If that’s what’s happening then those spring-breaker bros are even more of a health threat than we thought. Tens of thousands of them might have gotten infected on Florida’s beaches and will remain blissfully unaware that they’re carrying the virus, only to bring it back home with them to their local community. Nice job by Ron DeSantis to finally shut down that petri dish two weeks after it would have helped to do so.

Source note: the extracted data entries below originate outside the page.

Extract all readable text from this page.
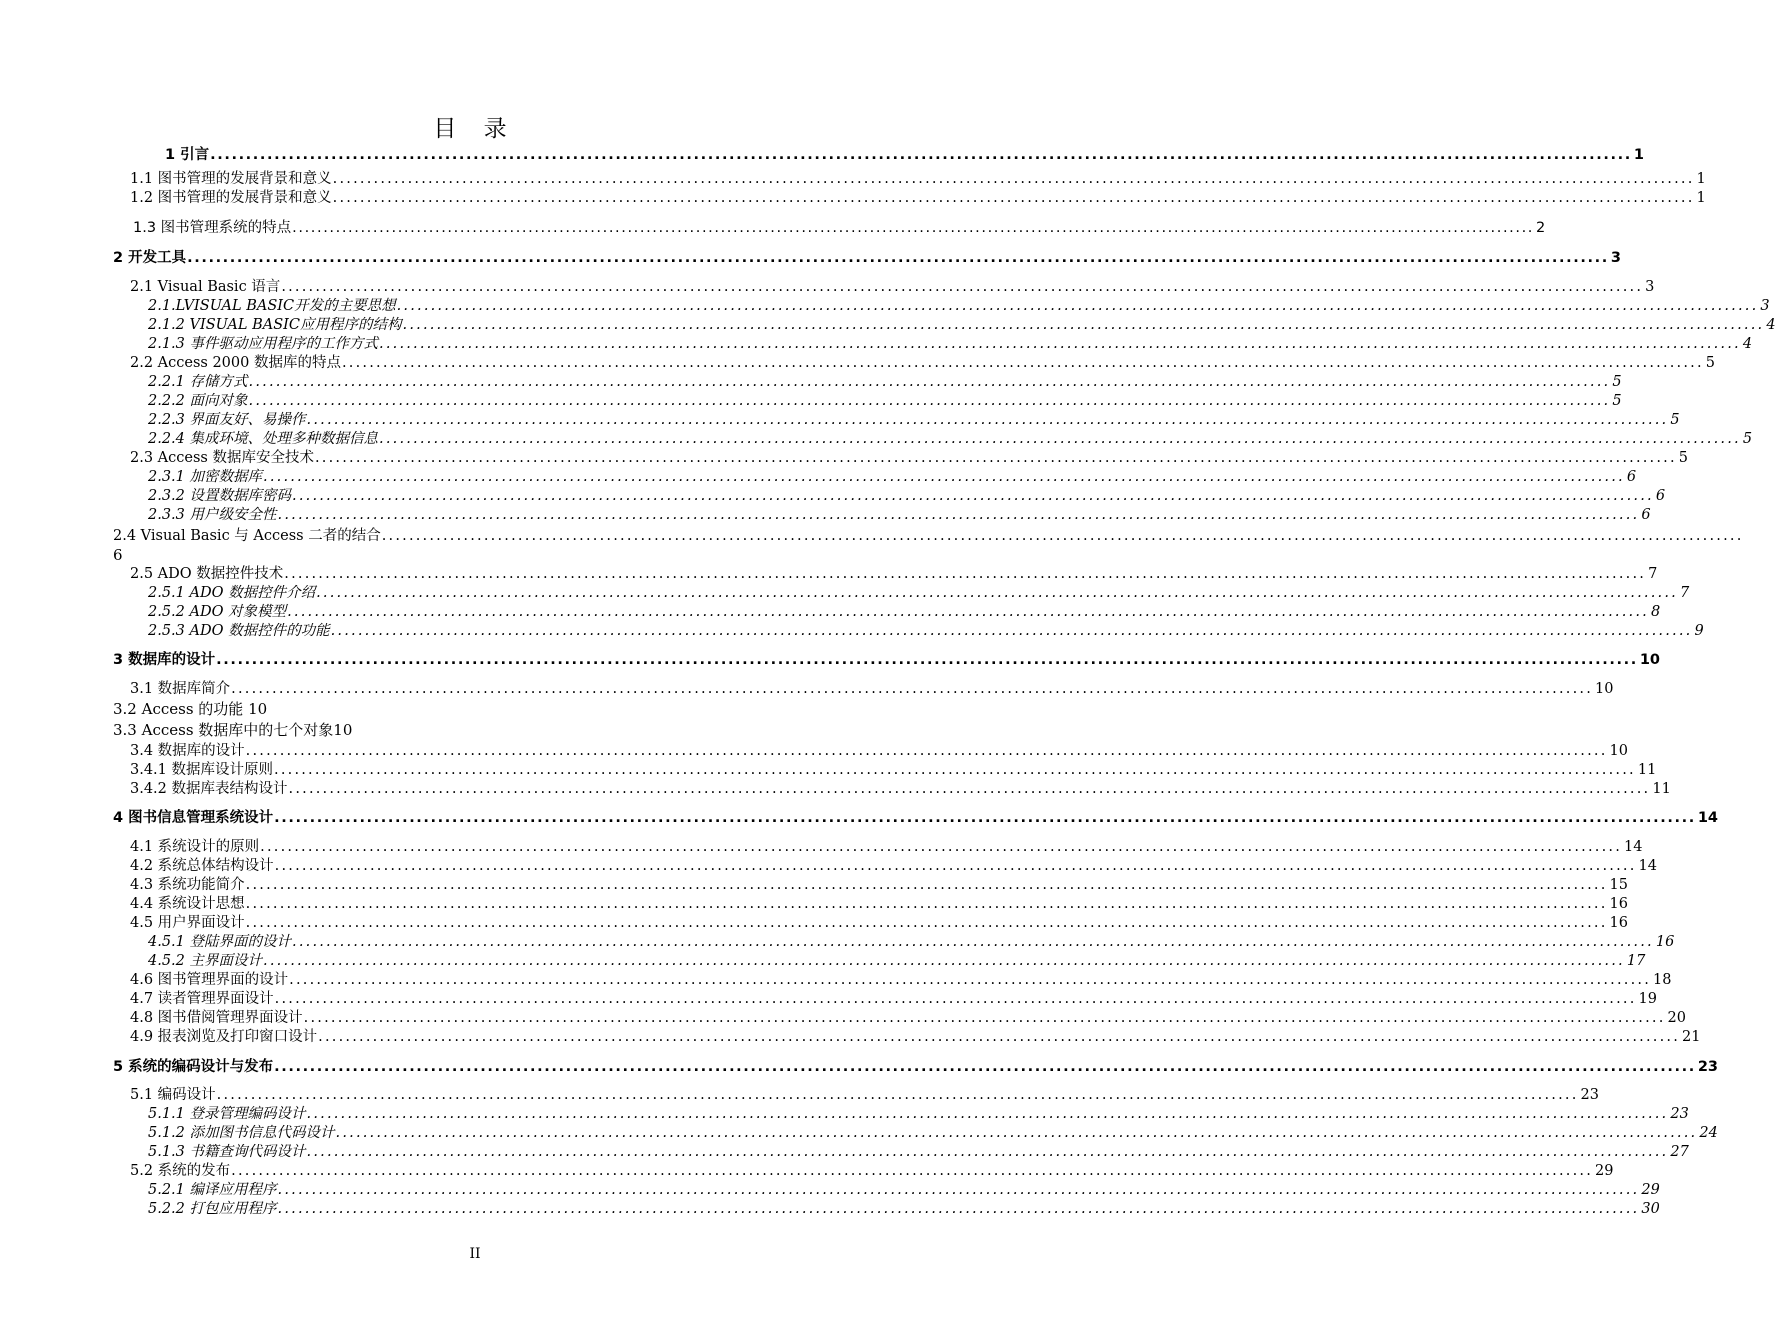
目 录
1 引言 ........................................................................................................................................................................................................ 1
1.1 图书管理的发展背景和意义 ........................................................................................................................................................................................................ 1
1.2 图书管理的发展背景和意义 ........................................................................................................................................................................................................ 1
1.3 图书管理系统的特点 ........................................................................................................................................................................................................ 2
2 开发工具 ........................................................................................................................................................................................................ 3
2.1 Visual Basic 语言 ........................................................................................................................................................................................................ 3
2.1.LVISUAL BASIC开发的主要思想 ........................................................................................................................................................................................................ 3
2.1.2 VISUAL BASIC应用程序的结构 ........................................................................................................................................................................................................ 4
2.1.3 事件驱动应用程序的工作方式 ........................................................................................................................................................................................................ 4
2.2 Access 2000 数据库的特点 ........................................................................................................................................................................................................ 5
2.2.1 存储方式 ........................................................................................................................................................................................................ 5
2.2.2 面向对象 ........................................................................................................................................................................................................ 5
2.2.3 界面友好、易操作 ........................................................................................................................................................................................................ 5
2.2.4 集成环境、处理多种数据信息 ........................................................................................................................................................................................................ 5
2.3 Access 数据库安全技术 ........................................................................................................................................................................................................ 5
2.3.1 加密数据库 ........................................................................................................................................................................................................ 6
2.3.2 设置数据库密码 ........................................................................................................................................................................................................ 6
2.3.3 用户级安全性 ........................................................................................................................................................................................................ 6
2.4 Visual Basic 与 Access 二者的结合 ........................................................................................................................................................................................................
6
2.5 ADO 数据控件技术 ........................................................................................................................................................................................................ 7
2.5.1 ADO 数据控件介绍 ........................................................................................................................................................................................................ 7
2.5.2 ADO 对象模型 ........................................................................................................................................................................................................ 8
2.5.3 ADO 数据控件的功能 ........................................................................................................................................................................................................ 9
3 数据库的设计 ........................................................................................................................................................................................................ 10
3.1 数据库简介 ........................................................................................................................................................................................................ 10
3.2 Access 的功能 10
3.3 Access 数据库中的七个对象10
3.4 数据库的设计 ........................................................................................................................................................................................................ 10
3.4.1 数据库设计原则 ........................................................................................................................................................................................................ 11
3.4.2 数据库表结构设计 ........................................................................................................................................................................................................ 11
4 图书信息管理系统设计 ........................................................................................................................................................................................................ 14
4.1 系统设计的原则 ........................................................................................................................................................................................................ 14
4.2 系统总体结构设计 ........................................................................................................................................................................................................ 14
4.3 系统功能简介 ........................................................................................................................................................................................................ 15
4.4 系统设计思想 ........................................................................................................................................................................................................ 16
4.5 用户界面设计 ........................................................................................................................................................................................................ 16
4.5.1 登陆界面的设计 ........................................................................................................................................................................................................ 16
4.5.2 主界面设计 ........................................................................................................................................................................................................ 17
4.6 图书管理界面的设计 ........................................................................................................................................................................................................ 18
4.7 读者管理界面设计 ........................................................................................................................................................................................................ 19
4.8 图书借阅管理界面设计 ........................................................................................................................................................................................................ 20
4.9 报表浏览及打印窗口设计 ........................................................................................................................................................................................................ 21
5 系统的编码设计与发布 ........................................................................................................................................................................................................ 23
5.1 编码设计 ........................................................................................................................................................................................................ 23
5.1.1 登录管理编码设计 ........................................................................................................................................................................................................ 23
5.1.2 添加图书信息代码设计 ........................................................................................................................................................................................................ 24
5.1.3 书籍查询代码设计 ........................................................................................................................................................................................................ 27
5.2 系统的发布 ........................................................................................................................................................................................................ 29
5.2.1 编译应用程序 ........................................................................................................................................................................................................ 29
5.2.2 打包应用程序 ........................................................................................................................................................................................................ 30
II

One of the authors of the new Wuhan study is Marc Lipsitch. He has a piece today in Stat responding to the column written a few days ago by Stanford epidemiologist John Ioannidis that I wrote about here. Ioannidis made the point that we’re taking some awfully draconian social and economic measures to try to choke off a disease about which we still know very little. We don’t know how many people have it; we don’t know how deadly it is; we don’t know how easily it might be treated. Gonna shut down the U.S. economy for that? Lipsitch counters with a point I made myself, though: We know enough to know that this isn’t business as usual. Ioannidis never mentioned what’s happening in Italy in his piece. Lipsitch does. Two things are already clear, he says:

First, the number of severe cases — the product of these two unknowns — becomes fearsome in country after country if the infection is allowed to spread. In Italy, coffins of Covid-19 victims are accumulating in churches that have stopped holding funerals. In Wuhan, at the peak of the epidemic there, critical cases were so numerous that, if scaled up to the size of the U.S. population, they would have filled every intensive care bed in this country…

Second, if we don’t apply control measures, the number of cases will keep going up exponentially beyond the already fearsome numbers we have seen. Scientists have estimated that the basic reproductive number of this virus is around 2. That means without control, case numbers will double, then quadruple, then be eight times as big, and so on, doubling with each “generation” of cases.

We can do aggressive social distancing or we can let our hospitals be completely, wildly overrun, says Lipsitch. (They’ll be partially overrun even with aggressive social distancing.) But that’s the choice facing us at the moment, while we think strategically about next steps. Don’t kid yourself into believing otherwise.